Getting in front of this exponential data expansion is a significant challenge for most organizations as they try to optimize the quality of information used to drive decision-making. The good news is that quality data that is accurate and reliable is achievable with the right infrastructure and strategy in place.

The Power of Data Quality
Today’s payers are striving to transform and enrich their data for mission critical activities such as claims processing, quality reporting, and member management and support. This process includes assembling all available data sources, extracting data from unstructured text, normalizing or codifying disparate information to common standards, and categorizing data into clinical concepts.

For most health plans, this is a strenuous exercise due to the proliferation of disparate data that remains locked in silos. For example, a payer involved in a population health initiative will need to collect data from a variety of sources including claims, electronic health records, and emerging areas such as telehealth, genomics, and social determinants of health. Without a way of fully capturing data from each of these areas, payers risk negative downstream consequences that impact quality measures reporting, billing and member engagement.
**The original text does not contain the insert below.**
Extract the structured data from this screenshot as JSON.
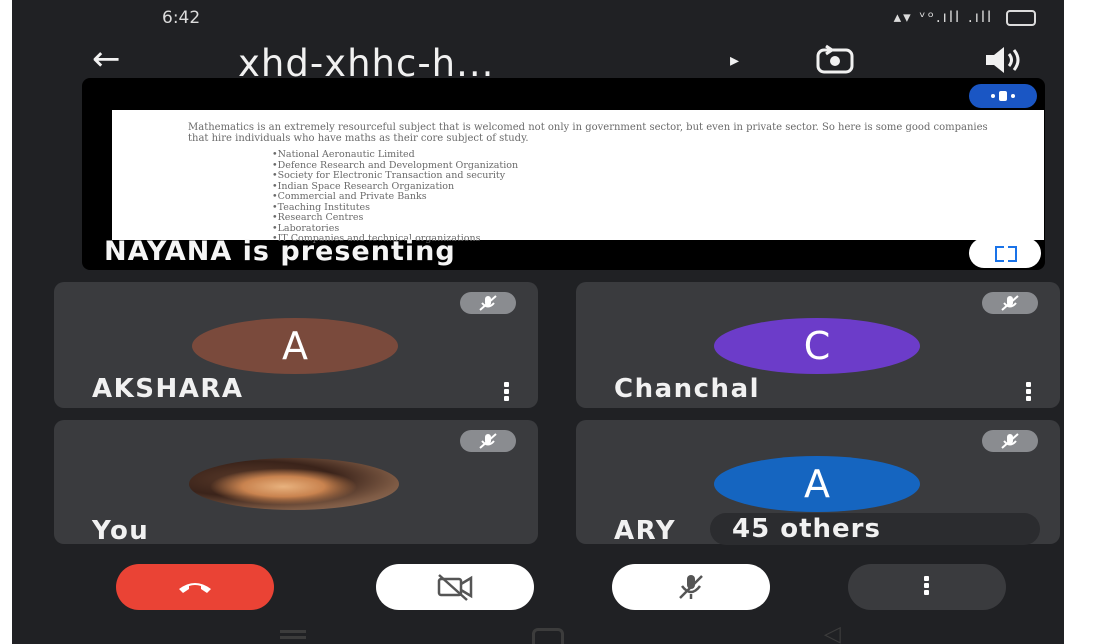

To illustrate the challenge, consider a population health initiative aimed at improving diabetes outcomes that requires analyzing laboratory glycated hemoglobin data—a common glucose test that may be represented more than 100 different ways. As payers attempt to pull laboratory data along with other clinical information from the variety of sources mentioned, it will present in a number of formats including structured claims information such as Current Procedural Terminology; International Classification of Diseases, Tenth Revision (ICD-10); and Healthcare Common Procedure Coding System codes, as well as semistructured clinical data such as labs and unstructured text (eg, the patient’s medical history often contained in the medical record). All this data must be normalized to industry standards before achieving an accurate, reliable framework for analytics.